When you hear the word "eLibrary", what comes to mind? Computers, internet, books? Materials stored electronically? All of the above. And more! An eLibrary is an amazing creation that enables you to do research and save time going to a real library and browsing a mountain of books.
An eLibrary is not meant to replace "real" physical libraries. But for schools, teachers, and students in remote areas, however, an electronic library can possibly be the only access to a comprehensive collection of learning materials. Rural schools may not even have enough "real" physical books, to begin with. Here moodLearning and project partners like Tambayayong Mainit, Inc. (TMI) answer to the call of providing such platform, especially in places where the internet is spotty or non-existent. Learning resources could be donated by sponsors and other project partners. Focused on K-12 and secondary education, the eLibrary project is meant to be a support system for less-privileged schools.
The Project is by no means a dole-out. It is a people-centric undertaking of the eLibrary Project Partnership, a collaboration between the school and the eLibrary Project champions (Project Sponsors, Technology Providers, and Partner Schools).

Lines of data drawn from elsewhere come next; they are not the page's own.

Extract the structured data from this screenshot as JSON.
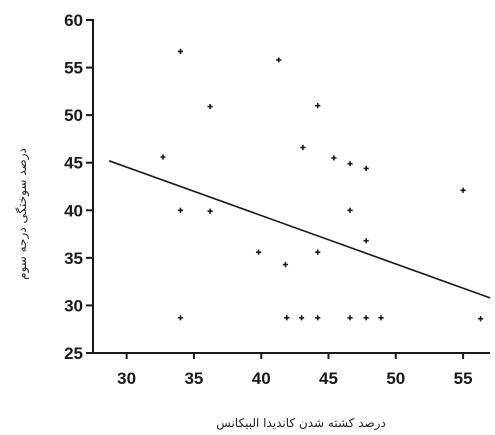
{
  "chart_data": {
    "type": "scatter",
    "title": "",
    "xlabel": "درصد کشته شدن کاندیدا البیکانس",
    "ylabel": "درصد سوختگی درجه سوم",
    "xlim": [
      27.5,
      57
    ],
    "ylim": [
      25,
      60
    ],
    "x_ticks": [
      30,
      35,
      40,
      45,
      50,
      55
    ],
    "y_ticks": [
      25,
      30,
      35,
      40,
      45,
      50,
      55,
      60
    ],
    "grid": false,
    "legend": "none",
    "colors": {
      "axis": "#1a1a1a",
      "points": "#1a1a1a",
      "trend": "#1a1a1a"
    },
    "points": [
      {
        "x": 32.7,
        "y": 45.6
      },
      {
        "x": 34.0,
        "y": 56.7
      },
      {
        "x": 34.0,
        "y": 40.0
      },
      {
        "x": 34.0,
        "y": 28.7
      },
      {
        "x": 36.2,
        "y": 50.9
      },
      {
        "x": 36.2,
        "y": 39.9
      },
      {
        "x": 39.8,
        "y": 35.6
      },
      {
        "x": 41.3,
        "y": 55.8
      },
      {
        "x": 41.8,
        "y": 34.3
      },
      {
        "x": 41.9,
        "y": 28.7
      },
      {
        "x": 43.0,
        "y": 28.7
      },
      {
        "x": 43.1,
        "y": 46.6
      },
      {
        "x": 44.2,
        "y": 51.0
      },
      {
        "x": 44.2,
        "y": 35.6
      },
      {
        "x": 44.2,
        "y": 28.7
      },
      {
        "x": 45.4,
        "y": 45.5
      },
      {
        "x": 46.6,
        "y": 44.9
      },
      {
        "x": 46.6,
        "y": 40.0
      },
      {
        "x": 46.6,
        "y": 28.7
      },
      {
        "x": 47.8,
        "y": 44.4
      },
      {
        "x": 47.8,
        "y": 36.8
      },
      {
        "x": 47.8,
        "y": 28.7
      },
      {
        "x": 48.9,
        "y": 28.7
      },
      {
        "x": 55.0,
        "y": 42.1
      },
      {
        "x": 56.3,
        "y": 28.6
      }
    ],
    "trend_line": {
      "x": [
        28.7,
        57.0
      ],
      "y": [
        45.2,
        30.8
      ]
    }
  }
}
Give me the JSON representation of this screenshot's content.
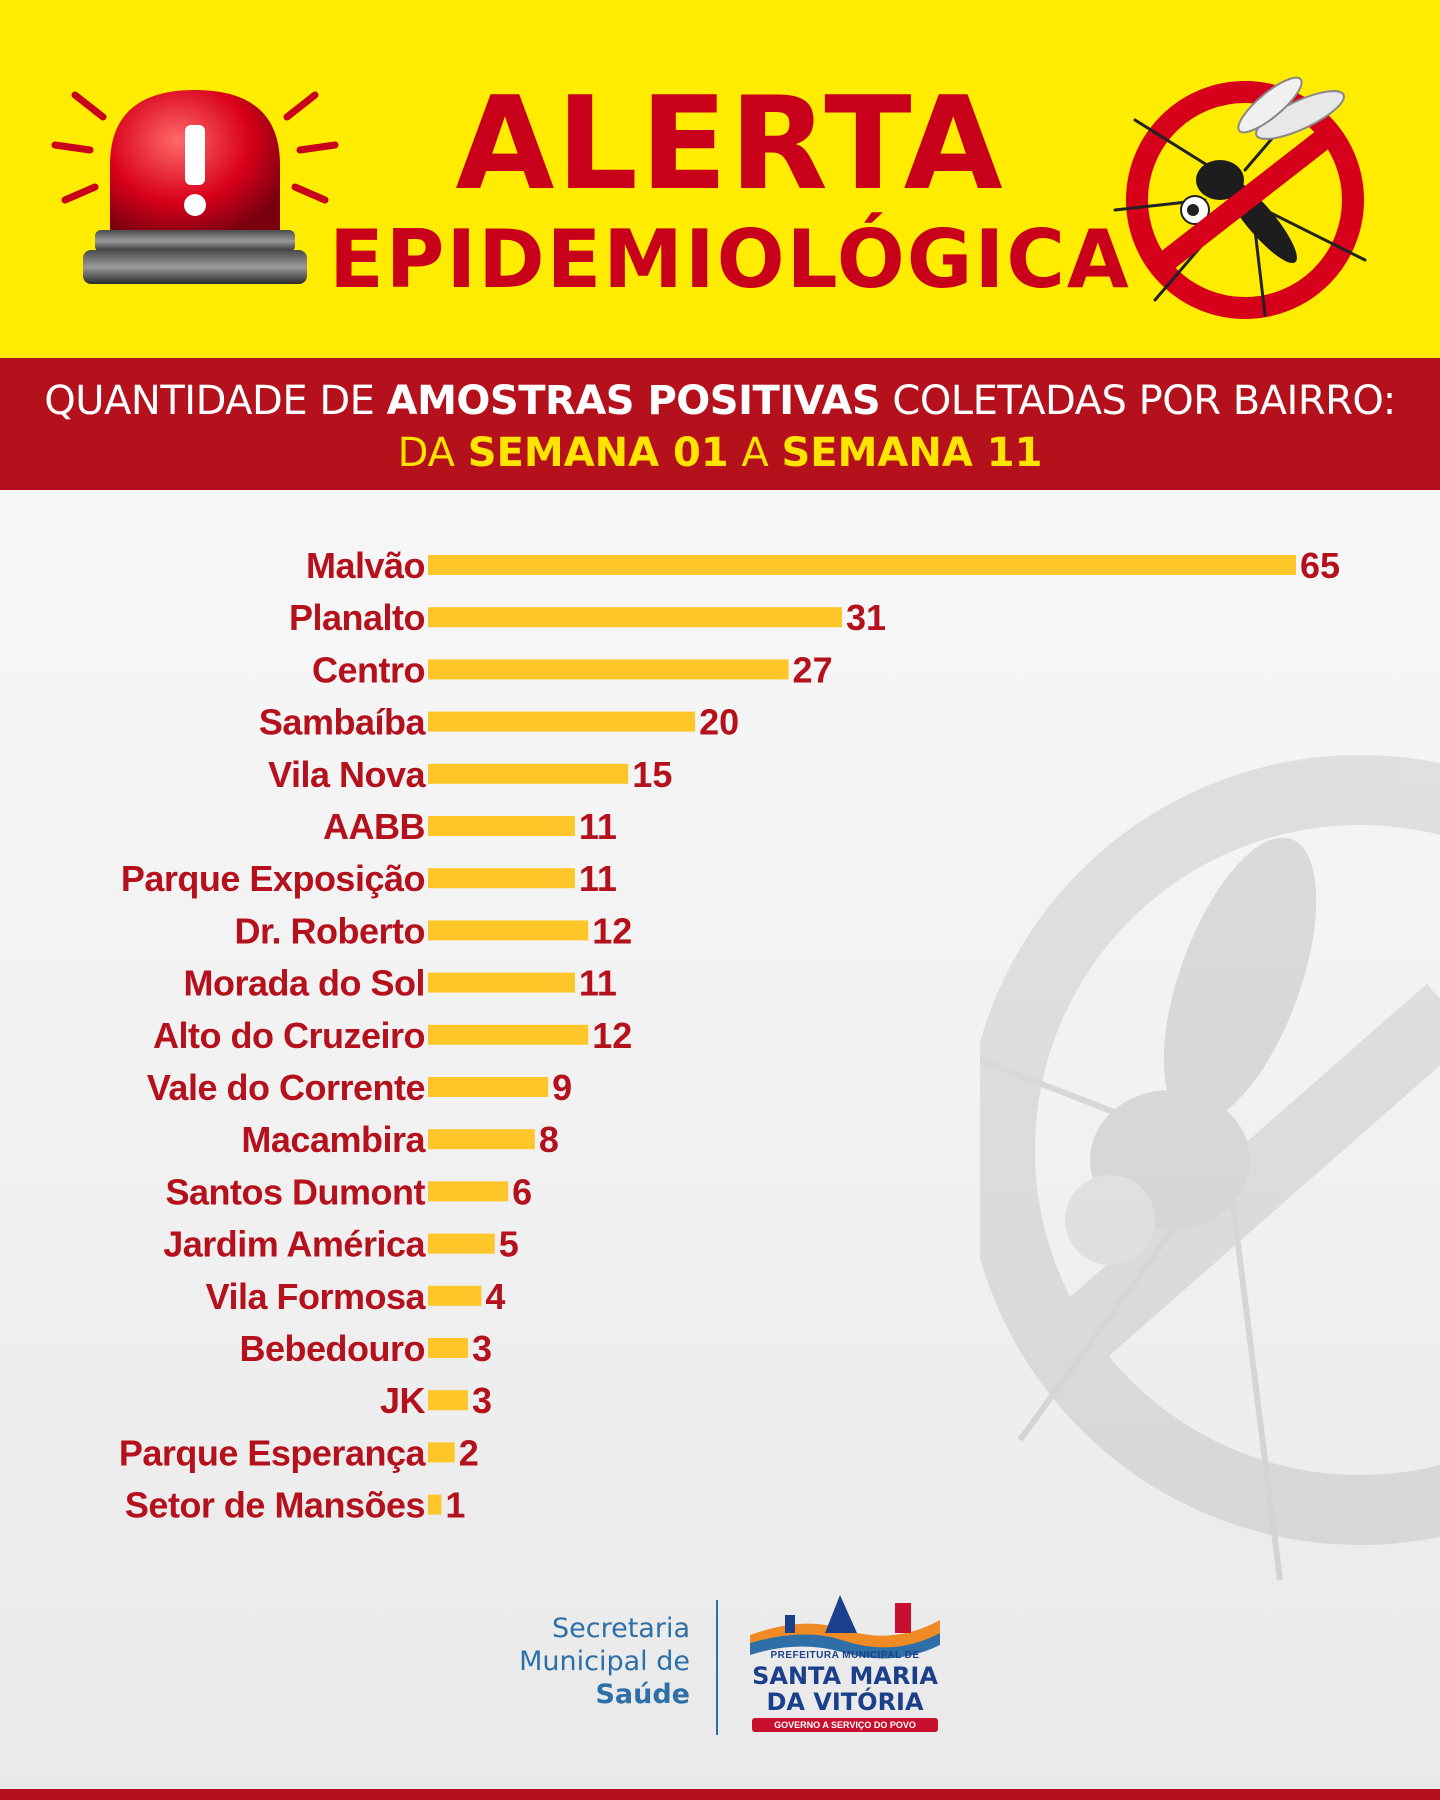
{
  "header": {
    "title_line1": "ALERTA",
    "title_line2": "EPIDEMIOLÓGICA",
    "icons": [
      "siren-icon",
      "no-mosquito-icon"
    ]
  },
  "subtitle": {
    "line1_prefix": "QUANTIDADE DE ",
    "line1_bold": "AMOSTRAS POSITIVAS",
    "line1_suffix": " COLETADAS POR BAIRRO:",
    "line2_prefix": "DA ",
    "line2_bold1": "SEMANA 01",
    "line2_mid": " A ",
    "line2_bold2": "SEMANA 11"
  },
  "chart_data": {
    "type": "bar",
    "orientation": "horizontal",
    "categories": [
      "Malvão",
      "Planalto",
      "Centro",
      "Sambaíba",
      "Vila Nova",
      "AABB",
      "Parque Exposição",
      "Dr. Roberto",
      "Morada do Sol",
      "Alto do Cruzeiro",
      "Vale do Corrente",
      "Macambira",
      "Santos Dumont",
      "Jardim América",
      "Vila Formosa",
      "Bebedouro",
      "JK",
      "Parque Esperança",
      "Setor de Mansões"
    ],
    "values": [
      65,
      31,
      27,
      20,
      15,
      11,
      11,
      12,
      11,
      12,
      9,
      8,
      6,
      5,
      4,
      3,
      3,
      2,
      1
    ],
    "xlim": [
      0,
      65
    ],
    "grid": false,
    "legend": "none",
    "bar_color": "#ffc629",
    "label_color": "#b5111d",
    "value_color": "#b5111d"
  },
  "footer": {
    "secretaria_line1": "Secretaria",
    "secretaria_line2": "Municipal de",
    "secretaria_line3": "Saúde",
    "logo_small": "PREFEITURA MUNICIPAL DE",
    "logo_main1": "SANTA MARIA",
    "logo_main2": "DA VITÓRIA",
    "logo_tagline": "GOVERNO A SERVIÇO DO POVO"
  },
  "colors": {
    "yellow": "#ffec00",
    "red": "#c8001a",
    "band_red": "#b5111d",
    "band_yellow_text": "#ffe400",
    "blue": "#2e6fa7"
  }
}
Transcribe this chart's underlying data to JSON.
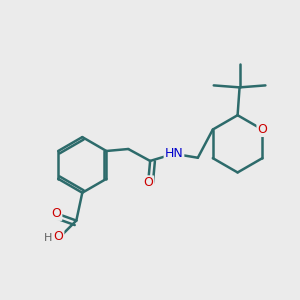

The primary goal of this partnership is to enhance the entire education experience of students and teachers. Providing the technology and hardware for the eLibrary System to the school is just secondary to the partnership for an engaging, responsive education.
The Project Sponsors provide the necessary hardware for the deployment of the eLibrary System. They have to supply the server, for a school that already has a local area network (LAN), some workstations, and a wifi access point (WAP). They also have to spend for the transportation and accommodation of the Technology Providers.
The setup of the eLibrary System at the school and the pre-deployment preparations are done by the Technology Providers. Tech providers need to collaborate with local institutions with people capable of supporting the project technically. Additionally, they must be able to provide training for the school's faculty on the use of the eLibrary System and to demonstrate how the eLibrary might be integrated into every facet of learning at the school.
With the eLibrary System, less-privileged schools can have a better teaching and learning experience. All they need to do is integrate the eLibrary System into their curricular and extra-curricular activities. Just let teachers be teachers; students, students! In rural areas, the eLibrary is the next best thing to a full endowement of educational resources. But without the Partnership, the eLibrary is just another infrastructure project.